Strange G1 behavior

Fri Oct 20 13:59:28 UTC 2017

> On Oct 20, 2017, at 3:22 PM, Thomas Schatzl <thomas.schatzl at oracle.com> wrote:
> 
> Hi,
> 
>>> 
>> 
>> In my experience promotion rates are exacerbated by an overly small
>> young gen (which translates into an overly small to-space). In these
>> cases I believe it only adds to the overall pressure on tenured and
>> it part of the reason why the full recovers as much as it does.   Not
>> promoting has the benefit of not requiring a mixed collection to
>> clean things up. Thus larger survivors still can play a positive role
>> as they do in generational collectors. MMV will vary with each
>> application.
> 
> Yes. However as mentioned, in this case the death rate is already quite
> low (1:4), so decreasing the young gen by >1/4th would even be a win if
> everything needed to be promoted (I suggested to decrease the young gen
> during mixed gc to 1/5th ;)).
> 
> In practice you probably won't get a 1:1 rate even with very small
> young gen.

Ok, it looks like we don’t agree on the cost model involved here and thats ok. Thinking about it made me realize that I jumped to a configuration that worked for the other clients I’ve helped who’ve encountered this problem. The problem with this is; it’s a recommendation made without any rigor or process. The one thing that we have agreed upon is that this application becomes starved for memory so it makes sense to give it more memory. In this case tenured encroaches to more than 15G before the Full is triggered. So it seems that a heap setting 32G seems like a reasonable start. I would then get rid of any other heap configurations hoping that we can fall back to the default position of having only a max heap size set. We can then use the GC logs to see if there is any further configuration required.

>> 
>> This is great information. Unfortunately there isn’t any data to help
>> anyone understand what a reason able setting should be. Would it also
> 
> For JDK8 the worst case is basically the number of references in your
> largest j.l.O. array times max number of j.l.O. arrays iirc.
> 
> In JDK9, 1024 * max number of j.l.O. arrays; also in JDK9 work
> distribution between mark threads is much better, i.e. the mark stack
> will be processed much faster.
> 
> (I did not think hard about both JDK's worst cases, so I may be
> completely off).
> 
> As for when to increase mark stack size, you do get a message when/if
> the mark stack overflows... also, G1 could simply increase the mark
> stack size in that case and continue without restarting the marking if
> increasing space succeeded. There's a CR for that somewhere,
> contributions welcome as usual (G1 already does that iirc when there is
> a mark stack overflow during GC pause).

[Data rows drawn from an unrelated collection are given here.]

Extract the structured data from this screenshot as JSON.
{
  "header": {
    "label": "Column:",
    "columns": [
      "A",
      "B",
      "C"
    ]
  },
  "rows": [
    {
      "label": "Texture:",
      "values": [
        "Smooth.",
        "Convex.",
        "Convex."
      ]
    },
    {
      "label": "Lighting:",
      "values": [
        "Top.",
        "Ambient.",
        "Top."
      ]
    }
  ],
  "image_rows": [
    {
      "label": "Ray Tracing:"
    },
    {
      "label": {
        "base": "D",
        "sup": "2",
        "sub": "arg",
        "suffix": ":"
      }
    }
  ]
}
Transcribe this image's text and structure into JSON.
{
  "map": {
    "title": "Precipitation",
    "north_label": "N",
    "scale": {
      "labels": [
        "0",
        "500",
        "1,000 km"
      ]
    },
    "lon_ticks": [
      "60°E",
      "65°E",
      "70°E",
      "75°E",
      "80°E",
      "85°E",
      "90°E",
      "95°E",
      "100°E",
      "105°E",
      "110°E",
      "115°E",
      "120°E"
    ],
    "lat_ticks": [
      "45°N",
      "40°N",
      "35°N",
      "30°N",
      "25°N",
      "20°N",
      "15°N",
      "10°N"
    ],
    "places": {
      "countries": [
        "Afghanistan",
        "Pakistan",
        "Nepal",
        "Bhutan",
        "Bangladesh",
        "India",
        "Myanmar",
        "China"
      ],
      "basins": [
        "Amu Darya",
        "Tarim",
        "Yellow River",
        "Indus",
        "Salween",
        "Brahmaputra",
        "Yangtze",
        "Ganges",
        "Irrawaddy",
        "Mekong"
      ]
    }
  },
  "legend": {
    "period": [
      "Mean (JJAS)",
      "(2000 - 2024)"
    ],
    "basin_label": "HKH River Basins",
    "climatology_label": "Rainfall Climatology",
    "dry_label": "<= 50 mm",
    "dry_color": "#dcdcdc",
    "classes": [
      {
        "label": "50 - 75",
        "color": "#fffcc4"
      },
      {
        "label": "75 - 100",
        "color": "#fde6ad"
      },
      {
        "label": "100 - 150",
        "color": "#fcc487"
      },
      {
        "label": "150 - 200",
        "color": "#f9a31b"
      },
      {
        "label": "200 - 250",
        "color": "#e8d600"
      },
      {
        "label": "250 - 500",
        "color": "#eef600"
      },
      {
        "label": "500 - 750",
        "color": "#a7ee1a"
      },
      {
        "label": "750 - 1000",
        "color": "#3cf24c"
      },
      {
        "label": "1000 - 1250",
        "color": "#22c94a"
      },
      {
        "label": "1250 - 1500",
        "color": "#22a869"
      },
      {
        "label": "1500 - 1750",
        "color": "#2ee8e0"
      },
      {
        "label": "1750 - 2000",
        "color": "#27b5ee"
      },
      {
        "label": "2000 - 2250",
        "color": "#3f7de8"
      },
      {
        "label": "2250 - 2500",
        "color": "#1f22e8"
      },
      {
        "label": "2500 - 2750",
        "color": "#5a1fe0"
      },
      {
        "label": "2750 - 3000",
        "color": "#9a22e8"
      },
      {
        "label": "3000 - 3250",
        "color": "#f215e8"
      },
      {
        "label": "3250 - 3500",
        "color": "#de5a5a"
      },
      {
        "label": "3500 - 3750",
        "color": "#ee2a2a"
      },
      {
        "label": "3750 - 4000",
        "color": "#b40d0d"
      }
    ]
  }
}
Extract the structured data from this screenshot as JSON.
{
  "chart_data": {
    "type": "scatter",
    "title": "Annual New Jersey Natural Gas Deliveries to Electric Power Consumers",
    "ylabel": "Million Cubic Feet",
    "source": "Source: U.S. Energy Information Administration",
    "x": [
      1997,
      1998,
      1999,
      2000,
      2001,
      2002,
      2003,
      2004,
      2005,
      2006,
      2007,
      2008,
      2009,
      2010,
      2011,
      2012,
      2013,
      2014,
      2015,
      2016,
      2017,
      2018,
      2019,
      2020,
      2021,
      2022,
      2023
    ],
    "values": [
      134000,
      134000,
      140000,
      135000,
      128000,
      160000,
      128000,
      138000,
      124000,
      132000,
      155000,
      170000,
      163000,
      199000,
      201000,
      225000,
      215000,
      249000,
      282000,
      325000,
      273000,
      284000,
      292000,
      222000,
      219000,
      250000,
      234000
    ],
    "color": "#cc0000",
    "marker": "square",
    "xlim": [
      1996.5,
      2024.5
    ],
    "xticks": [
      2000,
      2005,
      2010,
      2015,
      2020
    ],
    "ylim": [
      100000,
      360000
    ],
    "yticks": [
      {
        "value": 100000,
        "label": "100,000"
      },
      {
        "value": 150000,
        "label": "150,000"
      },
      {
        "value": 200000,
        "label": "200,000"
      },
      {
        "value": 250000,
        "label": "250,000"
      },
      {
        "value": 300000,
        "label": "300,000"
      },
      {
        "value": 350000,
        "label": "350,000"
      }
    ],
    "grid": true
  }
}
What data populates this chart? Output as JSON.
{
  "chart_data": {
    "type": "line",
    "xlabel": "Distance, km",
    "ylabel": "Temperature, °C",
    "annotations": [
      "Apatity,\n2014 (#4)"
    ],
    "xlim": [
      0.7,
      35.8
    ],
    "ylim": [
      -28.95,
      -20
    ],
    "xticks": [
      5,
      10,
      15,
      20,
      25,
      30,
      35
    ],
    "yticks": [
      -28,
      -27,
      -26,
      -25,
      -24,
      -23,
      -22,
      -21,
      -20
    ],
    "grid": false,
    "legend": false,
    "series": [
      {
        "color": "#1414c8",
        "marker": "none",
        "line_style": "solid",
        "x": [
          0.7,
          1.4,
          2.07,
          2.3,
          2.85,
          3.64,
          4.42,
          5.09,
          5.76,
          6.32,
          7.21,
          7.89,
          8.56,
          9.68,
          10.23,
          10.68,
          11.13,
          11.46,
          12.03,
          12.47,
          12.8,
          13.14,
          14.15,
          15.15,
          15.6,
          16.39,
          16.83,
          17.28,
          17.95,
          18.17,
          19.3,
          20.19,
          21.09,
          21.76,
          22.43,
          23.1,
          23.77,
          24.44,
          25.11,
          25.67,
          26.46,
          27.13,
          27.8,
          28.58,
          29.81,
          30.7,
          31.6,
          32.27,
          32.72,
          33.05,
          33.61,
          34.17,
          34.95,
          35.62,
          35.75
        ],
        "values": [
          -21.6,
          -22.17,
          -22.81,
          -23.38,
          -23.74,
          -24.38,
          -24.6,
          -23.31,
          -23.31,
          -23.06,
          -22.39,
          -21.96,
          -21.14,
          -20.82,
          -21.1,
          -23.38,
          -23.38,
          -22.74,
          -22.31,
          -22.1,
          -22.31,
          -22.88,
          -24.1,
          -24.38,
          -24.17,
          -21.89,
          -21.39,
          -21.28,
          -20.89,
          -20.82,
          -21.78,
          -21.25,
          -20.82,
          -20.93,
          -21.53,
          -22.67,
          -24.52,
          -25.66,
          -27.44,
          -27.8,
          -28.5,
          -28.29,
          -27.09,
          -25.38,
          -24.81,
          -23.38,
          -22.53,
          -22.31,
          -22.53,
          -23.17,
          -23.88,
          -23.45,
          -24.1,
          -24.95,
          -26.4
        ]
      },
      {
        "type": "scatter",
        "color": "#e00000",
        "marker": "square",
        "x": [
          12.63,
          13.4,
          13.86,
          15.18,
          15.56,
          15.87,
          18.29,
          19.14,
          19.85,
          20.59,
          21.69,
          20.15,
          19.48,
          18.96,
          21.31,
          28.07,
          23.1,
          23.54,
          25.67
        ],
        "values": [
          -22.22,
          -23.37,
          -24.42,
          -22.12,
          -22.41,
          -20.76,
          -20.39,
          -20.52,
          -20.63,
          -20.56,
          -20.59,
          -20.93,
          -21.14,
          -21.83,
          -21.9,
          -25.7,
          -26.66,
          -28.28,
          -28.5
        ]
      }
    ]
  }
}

Ok, as an aside, I use some of the data in the GC log to estimate the level of parallelism in the collector. It’s a rough guess but it’s sometimes useful in helping to identify cases such as this.
> 
>> be reasonable to double the mark stack size when you these failure.
>> Also, is the max size of the stack bigger if you configure a larger
>> heap?
> 
> Use JDK9 - there except in rather unlikely situations you should need
> to increase it.
> 
> Also in JDK9, the transition from marking to mixed gcs is faster,
> automatically decreasing the pressure.

I’m looking forward to being able to use 9.

Kind regards,
Kirk